The notion of governance has an expanding importance of the activities definition of several international organizations dealing with worldwide development. Governance as explained by the World Bank in its publishing Governance and Development, in 1992, as “the manner in which power is exercised in the management of a country’s economic and social resources for development”. In this regard, we can determine three aspects of governance: “1. the shape of a political regime 2. the method through which authority is applied to a country’s economic and social resource management for development 3. the ability of governments to design, plan and carry out policies and discharge functions” (Stevens&Gnanaselvam, 1995, p. 97). These aspects are interdependent and have an important role in forming the foundation for governmental activities.
If we try to comprehend that the traits of each and every state, anywhere, are broadly characterized by its connections with the economy and society that echoes and both represents and rules over, in its historical, regional, and international background. Than the observing, a nation’s governance will allow a more accessible analysis of its main political and social components(Leftwich, 2005, p. 139). It can be used to find solutions to solve its main weaknesses. Having the goal of aiming for a good governance would establish on this, would be in essence close related with working towards a country’s development. Built upon this presumption, the international organizations are working in the development of countries have embodied governance as a basic examining tool to evaluate if a nation has fundamental traits that would lead to development. The main idea is that a correct government will achieve the desired economic development. From a more pragmatic view, strong and productive states are impossible without strong economies and healthy economies are improbable without the institutions of state that make them possible attainable(Leftwich, 2005, p. 153).
Since the end of 1980, the World Bank began to introduce governance aspects in its developmental policies. By doing this, it started to extend its starting area of work, moving beyond economic and financial projects. Hereby, some dispute has arisen related to the Bank’s capacity to control its neutrality and the influence of its hypothetical view on funded projects.

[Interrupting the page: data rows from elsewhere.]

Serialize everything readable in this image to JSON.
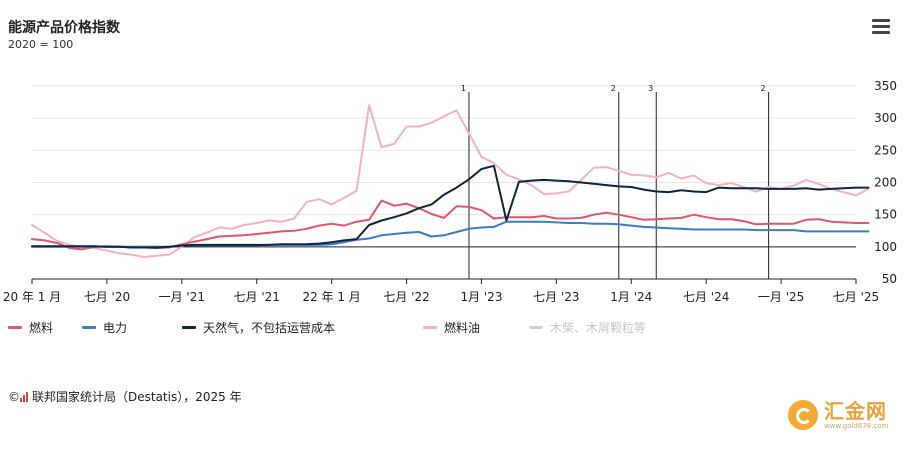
{
  "header": {
    "title": "能源产品价格指数",
    "subtitle": "2020 = 100"
  },
  "source": {
    "text": "联邦国家统计局（Destatis），2025 年",
    "prefix": "©"
  },
  "watermark": {
    "name": "汇金网",
    "url": "www.gold678.com"
  },
  "colors": {
    "fuel": "#e0566a",
    "electricity": "#3b7cc4",
    "gas": "#0b2545",
    "heating_oil": "#f6b0bb",
    "wood": "#d0d0d0",
    "axis": "#222222",
    "grid": "#e6e6e6"
  },
  "chart_data": {
    "type": "line",
    "title": "能源产品价格指数",
    "subtitle": "2020 = 100",
    "x_start": "2020-01",
    "x_end": "2025-07",
    "ylim": [
      50,
      350
    ],
    "yticks": [
      50,
      100,
      150,
      200,
      250,
      300,
      350
    ],
    "y_axis_position": "right",
    "baseline": 100,
    "grid": true,
    "legend_position": "bottom",
    "xtick_labels": [
      {
        "x": "2020-01",
        "label": "20 年 1 月"
      },
      {
        "x": "2020-07",
        "label": "七月 '20"
      },
      {
        "x": "2021-01",
        "label": "一月 '21"
      },
      {
        "x": "2021-07",
        "label": "七月 '21"
      },
      {
        "x": "2022-01",
        "label": "22 年 1 月"
      },
      {
        "x": "2022-07",
        "label": "七月 '22"
      },
      {
        "x": "2023-01",
        "label": "1月 '23"
      },
      {
        "x": "2023-07",
        "label": "七月 '23"
      },
      {
        "x": "2024-01",
        "label": "1月 '24"
      },
      {
        "x": "2024-07",
        "label": "七月 '24"
      },
      {
        "x": "2025-01",
        "label": "一月 '25"
      },
      {
        "x": "2025-07",
        "label": "七月 '25"
      }
    ],
    "annotations": [
      {
        "x": "2022-12",
        "label": "1"
      },
      {
        "x": "2023-12",
        "label": "2"
      },
      {
        "x": "2024-03",
        "label": "3"
      },
      {
        "x": "2024-12",
        "label": "2"
      }
    ],
    "series": [
      {
        "name": "燃料",
        "color": "#e0566a",
        "values": [
          112,
          110,
          106,
          98,
          96,
          100,
          101,
          100,
          99,
          99,
          98,
          99,
          104,
          108,
          112,
          116,
          117,
          118,
          120,
          122,
          124,
          125,
          128,
          133,
          136,
          133,
          139,
          142,
          172,
          164,
          167,
          160,
          151,
          145,
          163,
          162,
          157,
          144,
          146,
          146,
          146,
          148,
          144,
          144,
          145,
          150,
          153,
          150,
          146,
          142,
          143,
          144,
          145,
          150,
          146,
          143,
          143,
          140,
          135,
          136,
          136,
          136,
          142,
          143,
          139,
          138,
          137,
          137
        ]
      },
      {
        "name": "电力",
        "color": "#3b7cc4",
        "values": [
          100,
          100,
          100,
          100,
          100,
          100,
          100,
          100,
          100,
          100,
          100,
          100,
          102,
          102,
          102,
          102,
          102,
          102,
          102,
          103,
          103,
          103,
          103,
          103,
          104,
          107,
          111,
          113,
          118,
          120,
          122,
          123,
          116,
          118,
          123,
          128,
          130,
          131,
          139,
          139,
          139,
          139,
          138,
          137,
          137,
          136,
          136,
          135,
          133,
          131,
          130,
          129,
          128,
          127,
          127,
          127,
          127,
          127,
          126,
          126,
          126,
          126,
          124,
          124,
          124,
          124,
          124,
          124
        ]
      },
      {
        "name": "天然气，不包括运营成本",
        "color": "#0b2545",
        "values": [
          101,
          101,
          101,
          101,
          101,
          101,
          100,
          100,
          99,
          99,
          99,
          100,
          102,
          103,
          103,
          103,
          103,
          103,
          103,
          103,
          104,
          104,
          104,
          105,
          107,
          110,
          112,
          134,
          141,
          146,
          152,
          160,
          166,
          181,
          192,
          205,
          221,
          226,
          141,
          201,
          203,
          204,
          203,
          202,
          200,
          198,
          196,
          194,
          193,
          189,
          186,
          185,
          188,
          186,
          185,
          192,
          191,
          191,
          191,
          190,
          190,
          190,
          191,
          189,
          190,
          191,
          192,
          192
        ]
      },
      {
        "name": "燃料油",
        "color": "#f6b0bb",
        "values": [
          134,
          122,
          109,
          103,
          100,
          98,
          94,
          90,
          88,
          84,
          86,
          88,
          100,
          115,
          122,
          130,
          128,
          134,
          137,
          141,
          139,
          144,
          170,
          174,
          166,
          176,
          187,
          320,
          255,
          260,
          287,
          287,
          293,
          303,
          312,
          276,
          240,
          230,
          212,
          205,
          196,
          182,
          183,
          186,
          204,
          223,
          224,
          218,
          212,
          211,
          208,
          215,
          206,
          211,
          199,
          196,
          199,
          193,
          186,
          193,
          190,
          195,
          204,
          198,
          190,
          185,
          180,
          190
        ]
      },
      {
        "name": "木柴、木屑颗粒等",
        "color": "#d0d0d0",
        "hidden": true,
        "values": []
      }
    ]
  }
}
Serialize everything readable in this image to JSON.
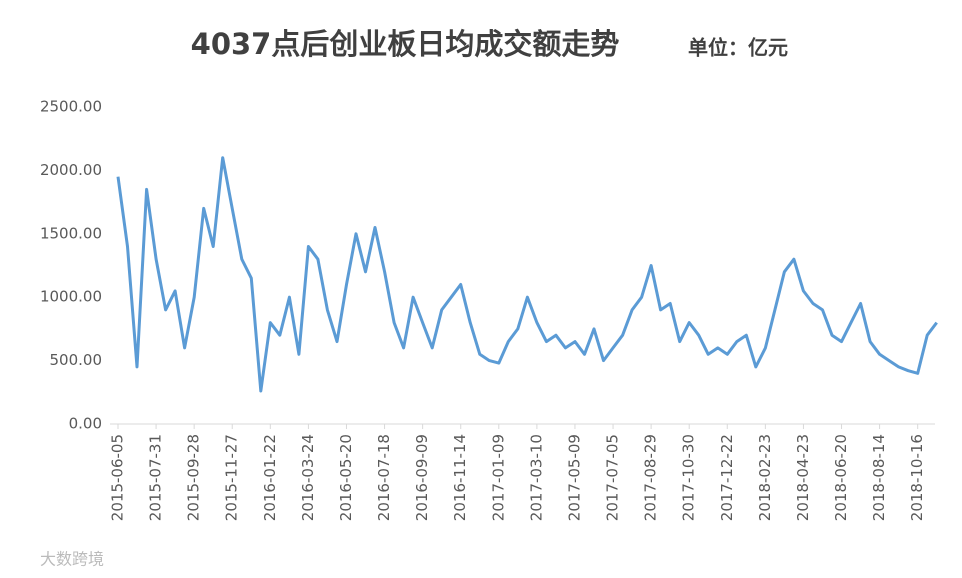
{
  "chart_data": {
    "type": "line",
    "title": "4037点后创业板日均成交额走势",
    "subtitle": "单位：亿元",
    "watermark": "大数跨境",
    "categories": [
      "2015-06-05",
      null,
      null,
      null,
      "2015-07-31",
      null,
      null,
      null,
      "2015-09-28",
      null,
      null,
      null,
      "2015-11-27",
      null,
      null,
      null,
      "2016-01-22",
      null,
      null,
      null,
      "2016-03-24",
      null,
      null,
      null,
      "2016-05-20",
      null,
      null,
      null,
      "2016-07-18",
      null,
      null,
      null,
      "2016-09-09",
      null,
      null,
      null,
      "2016-11-14",
      null,
      null,
      null,
      "2017-01-09",
      null,
      null,
      null,
      "2017-03-10",
      null,
      null,
      null,
      "2017-05-09",
      null,
      null,
      null,
      "2017-07-05",
      null,
      null,
      null,
      "2017-08-29",
      null,
      null,
      null,
      "2017-10-30",
      null,
      null,
      null,
      "2017-12-22",
      null,
      null,
      null,
      "2018-02-23",
      null,
      null,
      null,
      "2018-04-23",
      null,
      null,
      null,
      "2018-06-20",
      null,
      null,
      null,
      "2018-08-14",
      null,
      null,
      null,
      "2018-10-16",
      null,
      null
    ],
    "values": [
      1950,
      1400,
      450,
      1850,
      1300,
      900,
      1050,
      600,
      1000,
      1700,
      1400,
      2100,
      1700,
      1300,
      1150,
      260,
      800,
      700,
      1000,
      550,
      1400,
      1300,
      900,
      650,
      1100,
      1500,
      1200,
      1550,
      1200,
      800,
      600,
      1000,
      800,
      600,
      900,
      1000,
      1100,
      800,
      550,
      500,
      480,
      650,
      750,
      1000,
      800,
      650,
      700,
      600,
      650,
      550,
      750,
      500,
      600,
      700,
      900,
      1000,
      1250,
      900,
      950,
      650,
      800,
      700,
      550,
      600,
      550,
      650,
      700,
      450,
      600,
      900,
      1200,
      1300,
      1050,
      950,
      900,
      700,
      650,
      800,
      950,
      650,
      550,
      500,
      450,
      420,
      400,
      700,
      800
    ],
    "color": "#5b9bd5",
    "ylim": [
      0,
      2500
    ],
    "yticks": [
      {
        "value": 0,
        "label": "0.00"
      },
      {
        "value": 500,
        "label": "500.00"
      },
      {
        "value": 1000,
        "label": "1000.00"
      },
      {
        "value": 1500,
        "label": "1500.00"
      },
      {
        "value": 2000,
        "label": "2000.00"
      },
      {
        "value": 2500,
        "label": "2500.00"
      }
    ],
    "grid": false
  }
}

Neutrality of the World Bank’s policies
In the view of Mike Stevens and Shiro Gnanaselvam, the Word Bank is described as an institution that has the aim of pursuing the development of economic and financial policies while keeping its neutral position towards political and social issues. Their article shows, in terms of governance, that the relation between the partner countries and the Bank is one of equilibrium, the Bank having an observer position while giving suggestions and establishing its decisions on economic evidence.
The Bank discerns governance as an analytical groundwork and as a practical concept. Regarding the three features of governance presented earlier, the World Bank has confined itself to using only the second and the third feature that is more connected to the economic and financial politics. This is rooted in the fact that the Bank has the aim to keep its neutral position concerning political decisions in all the countries in which it operates. Its decisions stand on the analysis of the condition of the country’s ability to pay back loans. The theory is that while the Bank recognizes governance as always having a political dimension, it will restrict itself to the economic aspects of governance (Stevens&Gnanaselvam, 2005, p. 97).
The main work of the Bank is placed in improving the public sector administration, involving civil service reform, public financial administration, public enterprise reform and government decentralization reforms. Other projects are aimed at developing a legal structure that facilitates economic growth of countries. This kind of projects contains regulatory and legal reforms, the creation of a legal structure for the economy market, enhancement of economic laws, among others.